The reduced defensive behavior of Africanized bees in Puerto Rico may be due to drift where the African alleles may have been diluted through hybridization with European bees. However, the maintenance of the other typical traits (i.e. wing size and mite resistance) seems to contradict drift as the only mechanism affecting genetic traits in the population. The retention of these traits and the conditions related to living on an oceanic island suggest that selection may favor the gentle behavior of these bees. Defense in organisms is important for survival against natural enemies. Defense, however, is energetically costly (rev. by Rivera-Marchand et al. 2008) particularly on islands where resources can be limited. In the honeybee colony, older individuals take on higher risks including colony defense and foraging for food (Winston 1987). Because individuals that defend the colony can potentially forage, highly defensive colonies tend to invest less in foraging than gentler colonies (Rivera-Marchand et al. 2008). As a result, allocation of workers to defense or foraging may represent a trade-off (Giray et al. 2000; Rivera-Marchand et al. 2008) that is especially important under island conditions. Although the amount of time for selection to potentially affect the Africanized bees on Puerto Rico seems short, rapid evolution (i.e. changes that adapt organisms within a few generations to changing or new environments) has been reported for organisms extending from simple to complex, plant to animal (rev. in Hairston et al. 2005; see Jones et al. 2001).

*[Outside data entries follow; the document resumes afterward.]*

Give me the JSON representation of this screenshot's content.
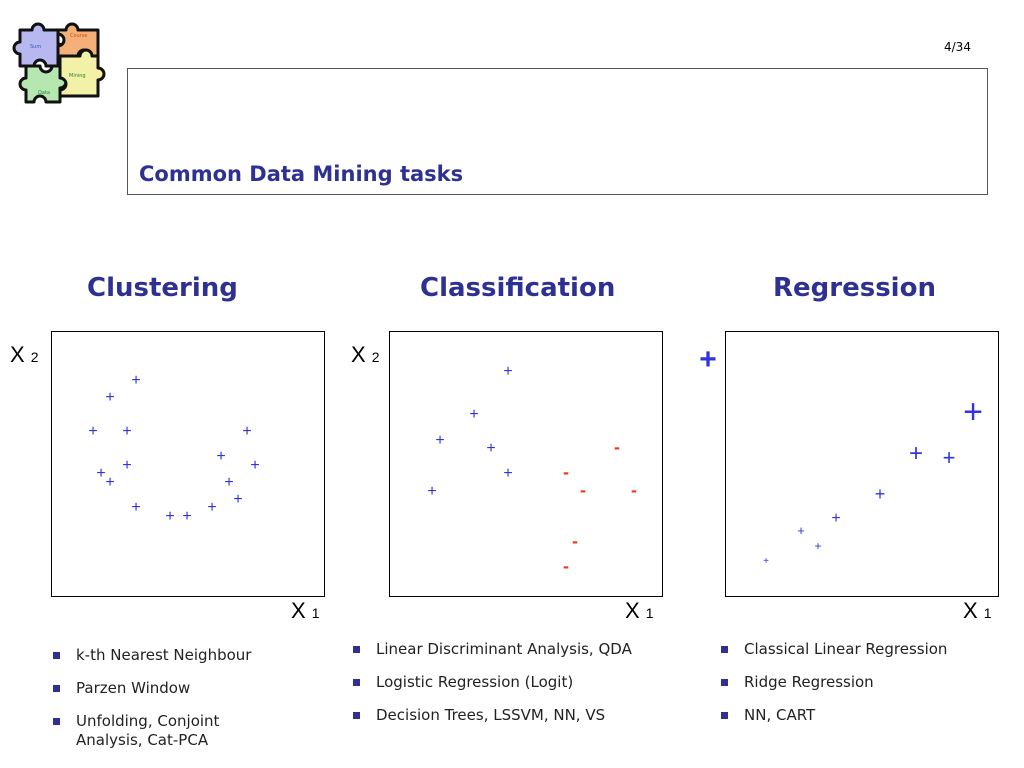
{
  "page": {
    "number": "4/34"
  },
  "logo": {
    "pieces": [
      "Sum",
      "Course",
      "Mining",
      "Data"
    ]
  },
  "slide": {
    "title": "Common Data Mining tasks"
  },
  "colors": {
    "accent": "#2e3192",
    "plus": "#3333dd",
    "minus": "#e8401c"
  },
  "clustering": {
    "heading": "Clustering",
    "x_label": "X",
    "x_sub": "1",
    "y_label": "X",
    "y_sub": "2",
    "bullets": [
      "k-th Nearest Neighbour",
      "Parzen Window",
      "Unfolding, Conjoint Analysis, Cat-PCA"
    ]
  },
  "classification": {
    "heading": "Classification",
    "x_label": "X",
    "x_sub": "1",
    "y_label": "X",
    "y_sub": "2",
    "bullets": [
      "Linear Discriminant Analysis, QDA",
      "Logistic Regression (Logit)",
      "Decision Trees, LSSVM, NN, VS"
    ]
  },
  "regression": {
    "heading": "Regression",
    "x_label": "X",
    "x_sub": "1",
    "bullets": [
      "Classical Linear Regression",
      "Ridge Regression",
      "NN, CART"
    ]
  }
}
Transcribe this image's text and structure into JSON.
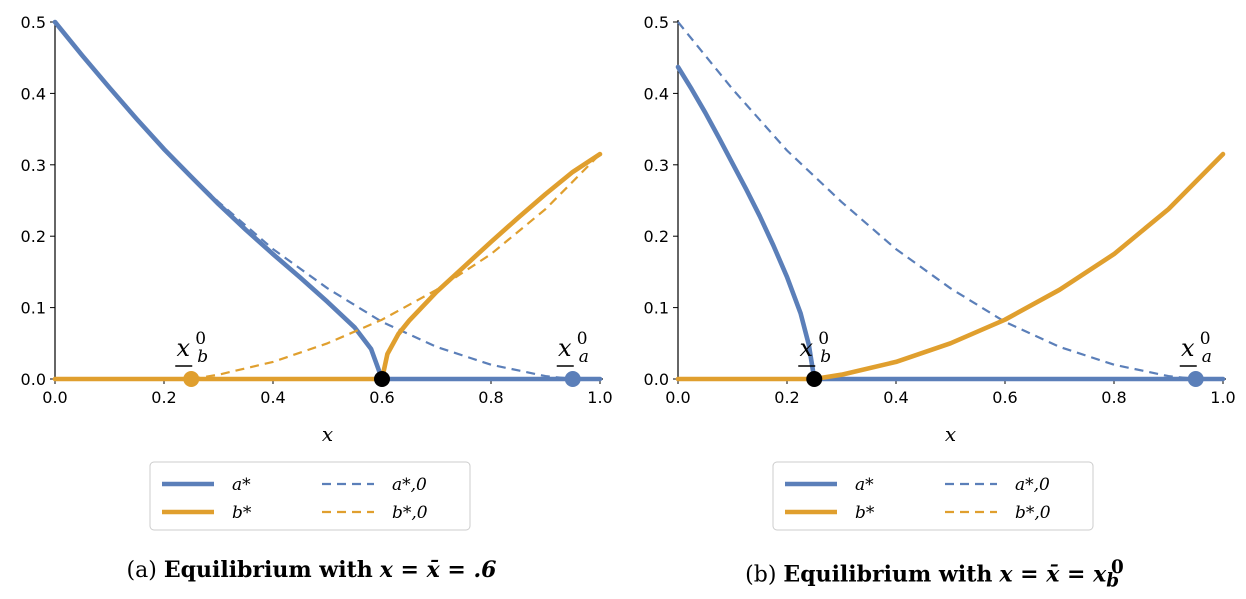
{
  "colors": {
    "a": "#5b7fb9",
    "b": "#e09f2e",
    "marker": "#000000"
  },
  "chart_data": [
    {
      "type": "line",
      "panel": "a",
      "caption": {
        "tag": "(a)",
        "title": "Equilibrium with",
        "math": "x = x̄ = .6"
      },
      "xlabel": "x",
      "ylabel": "",
      "xlim": [
        0,
        1
      ],
      "ylim": [
        0,
        0.5
      ],
      "xticks": [
        "0.0",
        "0.2",
        "0.4",
        "0.6",
        "0.8",
        "1.0"
      ],
      "yticks": [
        "0.0",
        "0.1",
        "0.2",
        "0.3",
        "0.4",
        "0.5"
      ],
      "grid": false,
      "legend": {
        "placement": "bottom",
        "entries": [
          "a*",
          "a*,0",
          "b*",
          "b*,0"
        ]
      },
      "series": [
        {
          "name": "a*",
          "style": "solid",
          "color": "a",
          "x": [
            0,
            0.05,
            0.1,
            0.15,
            0.2,
            0.25,
            0.3,
            0.35,
            0.4,
            0.45,
            0.5,
            0.55,
            0.58,
            0.6,
            1.0
          ],
          "y": [
            0.5,
            0.453,
            0.408,
            0.364,
            0.322,
            0.283,
            0.245,
            0.209,
            0.175,
            0.142,
            0.108,
            0.072,
            0.042,
            0.0,
            0.0
          ]
        },
        {
          "name": "a*,0",
          "style": "dashed",
          "color": "a",
          "x": [
            0,
            0.1,
            0.2,
            0.3,
            0.4,
            0.5,
            0.6,
            0.7,
            0.8,
            0.9,
            0.95
          ],
          "y": [
            0.5,
            0.406,
            0.32,
            0.248,
            0.182,
            0.127,
            0.08,
            0.045,
            0.02,
            0.004,
            0.0
          ]
        },
        {
          "name": "b*",
          "style": "solid",
          "color": "b",
          "x": [
            0,
            0.6,
            0.61,
            0.63,
            0.65,
            0.7,
            0.75,
            0.8,
            0.85,
            0.9,
            0.95,
            1.0
          ],
          "y": [
            0.0,
            0.0,
            0.035,
            0.063,
            0.082,
            0.122,
            0.157,
            0.192,
            0.226,
            0.259,
            0.29,
            0.315
          ]
        },
        {
          "name": "b*,0",
          "style": "dashed",
          "color": "b",
          "x": [
            0.25,
            0.3,
            0.4,
            0.5,
            0.6,
            0.7,
            0.8,
            0.9,
            1.0
          ],
          "y": [
            0.0,
            0.006,
            0.024,
            0.05,
            0.083,
            0.125,
            0.175,
            0.238,
            0.315
          ]
        }
      ],
      "points": [
        {
          "label_base": "x",
          "label_sub": "b",
          "label_sup": "0",
          "x": 0.25,
          "y": 0,
          "color": "b"
        },
        {
          "label_base": "x",
          "label_sub": "a",
          "label_sup": "0",
          "x": 0.95,
          "y": 0,
          "color": "a"
        },
        {
          "x": 0.6,
          "y": 0,
          "color": "marker"
        }
      ]
    },
    {
      "type": "line",
      "panel": "b",
      "caption": {
        "tag": "(b)",
        "title": "Equilibrium with",
        "math": "x = x̄ = x",
        "math_sub": "b",
        "math_sup": "0"
      },
      "xlabel": "x",
      "ylabel": "",
      "xlim": [
        0,
        1
      ],
      "ylim": [
        0,
        0.5
      ],
      "xticks": [
        "0.0",
        "0.2",
        "0.4",
        "0.6",
        "0.8",
        "1.0"
      ],
      "yticks": [
        "0.0",
        "0.1",
        "0.2",
        "0.3",
        "0.4",
        "0.5"
      ],
      "grid": false,
      "legend": {
        "placement": "bottom",
        "entries": [
          "a*",
          "a*,0",
          "b*",
          "b*,0"
        ]
      },
      "series": [
        {
          "name": "a*",
          "style": "solid",
          "color": "a",
          "x": [
            0,
            0.025,
            0.05,
            0.075,
            0.1,
            0.125,
            0.15,
            0.175,
            0.2,
            0.225,
            0.24,
            0.25,
            1.0
          ],
          "y": [
            0.437,
            0.406,
            0.373,
            0.338,
            0.302,
            0.266,
            0.228,
            0.187,
            0.143,
            0.092,
            0.048,
            0.0,
            0.0
          ]
        },
        {
          "name": "a*,0",
          "style": "dashed",
          "color": "a",
          "x": [
            0,
            0.1,
            0.2,
            0.3,
            0.4,
            0.5,
            0.6,
            0.7,
            0.8,
            0.9,
            0.95
          ],
          "y": [
            0.5,
            0.406,
            0.32,
            0.248,
            0.182,
            0.127,
            0.08,
            0.045,
            0.02,
            0.004,
            0.0
          ]
        },
        {
          "name": "b*",
          "style": "solid",
          "color": "b",
          "x": [
            0,
            0.25,
            0.3,
            0.4,
            0.5,
            0.6,
            0.7,
            0.8,
            0.9,
            1.0
          ],
          "y": [
            0.0,
            0.0,
            0.006,
            0.024,
            0.05,
            0.083,
            0.125,
            0.175,
            0.238,
            0.315
          ]
        }
      ],
      "points": [
        {
          "label_base": "x",
          "label_sub": "b",
          "label_sup": "0",
          "x": 0.25,
          "y": 0,
          "color": "marker"
        },
        {
          "label_base": "x",
          "label_sub": "a",
          "label_sup": "0",
          "x": 0.95,
          "y": 0,
          "color": "a"
        }
      ]
    }
  ]
}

In conclusion, we demonstrate that in the oceanic island of Puerto Rico, defense and other tropical adaptations observed in other Africanized bee populations are uncoupled. This could be due to a genetic drift, founder effect, or strong selection for foraging and for ectoparasite resistance (De Guzman et al. 1997; Anderson and Trueman 2000). The recently completed genome project (Honey Bee Genome Sequence Consortium 2006) and a genome-wide analysis of variation in this population and mainland populations (see Whitfield et al. 2006; Hohenlohe et al. 2010) could help resolve the contribution of different processes to the mosaic of traits observed in Puerto Rican honeybees.

Studies on Africanized bees on this (and other) oceanic island(s) provide a new model for the study of behavioral evolution on islands. Understanding these gentle bees that can maintain low populations of mites thereby escaping both chemical treatments and possibly viral infections is of topical interest. This is especially important because of recent concerns that many factors including Varroa mites, viral diseases (transmitted by mites), and chemicals used to control mites negatively affect bee health (Giray et al. 2010; Neumann and Carreck 2010 and references there in Bromenshenk et al. 2010; Mullin et al. 2010; Aizen and Harder 2009).